Cambiare banca e incassare migliaia di euro. Possibile, ma attenti ai rischi

17 Novembre 2015, di Alessandra Caparello

ROMA (WSI) – In vigore le nuove norme che consentono di cambiare banca in appena 12 giorni e con il bonus benvenuto proposto dai giovani istituti di credito, specie quelli on line, da buoni acquisto ai viaggi, alle polizze sanitarie, il risparmio per il consumatore è assicurato. Ma attenzione i pericoli sono sempre dietro l’angolo, perciò tutte le condizioni contrattuali devono essere lette bene.

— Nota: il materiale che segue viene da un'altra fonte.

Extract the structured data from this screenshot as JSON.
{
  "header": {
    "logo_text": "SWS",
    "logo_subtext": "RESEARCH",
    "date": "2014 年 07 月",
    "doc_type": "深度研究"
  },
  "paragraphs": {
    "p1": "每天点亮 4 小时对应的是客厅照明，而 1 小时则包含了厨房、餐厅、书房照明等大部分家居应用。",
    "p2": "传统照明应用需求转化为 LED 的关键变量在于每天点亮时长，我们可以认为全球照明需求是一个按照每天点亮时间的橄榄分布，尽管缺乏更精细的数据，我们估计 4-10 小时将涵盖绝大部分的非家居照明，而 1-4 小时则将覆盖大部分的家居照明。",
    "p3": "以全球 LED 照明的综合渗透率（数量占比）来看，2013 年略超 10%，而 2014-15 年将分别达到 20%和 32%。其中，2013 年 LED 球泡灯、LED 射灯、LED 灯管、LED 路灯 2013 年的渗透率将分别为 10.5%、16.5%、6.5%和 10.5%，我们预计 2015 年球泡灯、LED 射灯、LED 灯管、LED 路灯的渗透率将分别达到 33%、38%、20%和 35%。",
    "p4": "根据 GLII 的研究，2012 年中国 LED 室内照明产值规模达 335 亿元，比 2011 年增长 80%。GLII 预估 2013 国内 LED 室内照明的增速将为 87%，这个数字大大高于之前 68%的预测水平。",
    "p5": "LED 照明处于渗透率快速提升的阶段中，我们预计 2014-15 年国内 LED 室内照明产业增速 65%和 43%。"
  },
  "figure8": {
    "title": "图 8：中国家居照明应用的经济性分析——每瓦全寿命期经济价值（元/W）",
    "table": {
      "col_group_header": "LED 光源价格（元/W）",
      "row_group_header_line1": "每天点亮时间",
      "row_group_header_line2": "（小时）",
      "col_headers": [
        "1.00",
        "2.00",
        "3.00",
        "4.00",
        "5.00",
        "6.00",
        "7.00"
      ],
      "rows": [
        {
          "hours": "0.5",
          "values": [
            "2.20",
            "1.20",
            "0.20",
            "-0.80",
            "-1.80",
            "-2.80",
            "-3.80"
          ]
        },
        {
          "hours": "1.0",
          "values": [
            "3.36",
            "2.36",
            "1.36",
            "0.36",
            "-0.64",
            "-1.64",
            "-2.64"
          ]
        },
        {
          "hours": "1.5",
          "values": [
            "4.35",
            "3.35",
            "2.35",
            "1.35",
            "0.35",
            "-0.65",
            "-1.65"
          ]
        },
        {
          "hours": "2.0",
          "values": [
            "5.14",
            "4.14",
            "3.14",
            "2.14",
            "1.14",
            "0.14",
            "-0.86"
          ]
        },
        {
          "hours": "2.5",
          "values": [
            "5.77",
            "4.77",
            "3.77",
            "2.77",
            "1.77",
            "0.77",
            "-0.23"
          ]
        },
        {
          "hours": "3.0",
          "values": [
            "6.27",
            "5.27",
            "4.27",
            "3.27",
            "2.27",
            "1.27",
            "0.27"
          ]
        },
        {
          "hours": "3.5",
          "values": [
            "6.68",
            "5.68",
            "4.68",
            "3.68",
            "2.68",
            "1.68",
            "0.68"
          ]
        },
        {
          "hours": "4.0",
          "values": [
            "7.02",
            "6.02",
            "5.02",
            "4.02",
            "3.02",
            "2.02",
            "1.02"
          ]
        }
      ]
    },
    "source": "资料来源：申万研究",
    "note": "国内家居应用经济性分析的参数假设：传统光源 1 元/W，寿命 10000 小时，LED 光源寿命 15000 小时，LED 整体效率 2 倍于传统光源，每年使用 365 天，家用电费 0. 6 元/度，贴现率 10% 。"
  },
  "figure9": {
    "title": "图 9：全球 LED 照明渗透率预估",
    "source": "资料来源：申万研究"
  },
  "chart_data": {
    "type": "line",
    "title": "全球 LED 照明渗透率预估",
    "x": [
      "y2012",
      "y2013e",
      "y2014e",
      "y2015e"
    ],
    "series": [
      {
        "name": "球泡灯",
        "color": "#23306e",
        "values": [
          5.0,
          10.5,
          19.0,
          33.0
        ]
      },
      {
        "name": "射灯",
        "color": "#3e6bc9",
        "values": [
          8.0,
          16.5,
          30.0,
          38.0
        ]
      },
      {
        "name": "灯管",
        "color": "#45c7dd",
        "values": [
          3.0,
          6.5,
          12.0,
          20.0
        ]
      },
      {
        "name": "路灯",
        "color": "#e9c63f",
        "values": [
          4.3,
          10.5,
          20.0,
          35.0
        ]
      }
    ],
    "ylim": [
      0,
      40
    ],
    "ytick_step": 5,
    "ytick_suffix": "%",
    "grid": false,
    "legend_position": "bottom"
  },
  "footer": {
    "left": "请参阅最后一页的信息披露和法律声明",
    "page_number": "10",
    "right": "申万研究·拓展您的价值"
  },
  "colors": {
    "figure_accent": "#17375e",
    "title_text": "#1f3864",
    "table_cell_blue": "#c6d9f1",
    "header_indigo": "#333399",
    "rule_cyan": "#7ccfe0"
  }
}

Come riporta La Stampa in riferimento ai bonus di benvenuto che propongono molte banche al giorno d’oggi per convincere nuovi clienti a cambiare banca “molte volte si tratta di promozioni a tempo che scadono in pochi mesi. Gli interessi sono quindi sì più alti ma l’extra dura poco. Inoltre per avere il premio (quasi sempre sotto forma di buono di acquisto) occorre essere disposti a offrire qualcosa in cambio: quasi sempre l’accredito sul nuovo conto di uno stipendio, di una pensione o di diverse migliaia di euro di risparmi”.

Andando più nei dettagli i bonus di benvenuto proposti oggigiorno dalle banche sono tanti e diversi e ognuno ha le proprie condizioni. Ad esempio per chi porta 25mila euro,  promette 7mila euro in voucher per l’ shopping Iw Bank del gruppo Ubi, a condizione però che i capitali si investano in prodotti di risparmio gestito aspettando che il diritto al voucher maturi nel tempo.

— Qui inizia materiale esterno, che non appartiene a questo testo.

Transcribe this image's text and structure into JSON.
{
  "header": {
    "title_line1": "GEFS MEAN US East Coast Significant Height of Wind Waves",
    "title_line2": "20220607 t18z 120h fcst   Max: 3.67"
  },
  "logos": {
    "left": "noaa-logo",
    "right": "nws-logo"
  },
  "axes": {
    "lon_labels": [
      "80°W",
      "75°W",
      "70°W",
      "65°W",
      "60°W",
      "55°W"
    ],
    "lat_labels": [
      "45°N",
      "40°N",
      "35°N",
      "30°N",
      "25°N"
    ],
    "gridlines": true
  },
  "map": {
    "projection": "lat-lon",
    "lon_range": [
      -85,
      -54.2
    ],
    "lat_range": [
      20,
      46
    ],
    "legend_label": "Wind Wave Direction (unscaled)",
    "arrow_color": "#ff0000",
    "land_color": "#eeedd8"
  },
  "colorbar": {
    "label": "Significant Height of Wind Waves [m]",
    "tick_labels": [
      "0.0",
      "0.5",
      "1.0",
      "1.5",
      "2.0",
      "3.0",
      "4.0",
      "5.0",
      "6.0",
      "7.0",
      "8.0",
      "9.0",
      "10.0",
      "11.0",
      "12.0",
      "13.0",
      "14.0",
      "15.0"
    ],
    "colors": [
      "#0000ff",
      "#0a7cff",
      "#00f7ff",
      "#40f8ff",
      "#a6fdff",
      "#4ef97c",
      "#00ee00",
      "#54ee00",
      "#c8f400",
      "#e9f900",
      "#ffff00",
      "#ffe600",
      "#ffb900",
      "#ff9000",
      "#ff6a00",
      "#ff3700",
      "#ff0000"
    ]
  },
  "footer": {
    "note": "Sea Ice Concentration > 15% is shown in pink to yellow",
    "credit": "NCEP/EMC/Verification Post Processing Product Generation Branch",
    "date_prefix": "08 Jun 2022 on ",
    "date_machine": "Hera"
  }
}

Buoni acquisto da 120 euro da spendere nei distributori TotalErg o per acquisti su Ebay o da Uniero sono quelli offerti da chi passa a Webank del gruppo Bpm a patto però che si accrediti la pensione o lo stipendio in banca oppure si esegua la domiciliazione delle utenze o si attivi una linea vincolata a 12 mesi per un importo sopra i 1000 euro.

Biglietti aerei del valore di 300 euro per chi invece passa a Widiba  (Mps) che offre tassi al 2,5% ma per 12 mesi. Buono per un viaggio lstiminute.com del valore di 100 euro anche per chi passa a Conto Adesso di Cariparma entro fine anno e deposita 300mila euro o effettua l’accredito sul conto della pensione o dello stipendio.

Piano sanitario gratuito invece è quello offerto ai nuovi clienti da Unipol Banca, ma a condizione che si accredito lo stipendio, apertura di un conto deposito o dossier titoli con saldo attivo. È necessario valutare tutte queste condizioni quando si decide di fare il passaggio da una banca all’altra onde evitare spiacevoli sorprese in seguito.

“Quando conviene cambiare? Il passaggio a una nuova banca non va fatto soltanto perché invogliati da un bonus. Occorre farsi bene i conti in tasca prima del trasloco, valutando bene gli interessi offerti, l’ammontare del canone chiesto dalla nuova banca e soprattutto il costo delle varie voci legate al nuovo conto come, per esempio, quella per l’invio di un bonifico dallo sportello fisico dell’istituto o per la carta di credito. Ogni singola banca decide come giostrare tali costi: alcune li azzerano, altre azzerano solo quelli fissi, altre solo quelli online, altre ancora non li azzerano proprio”.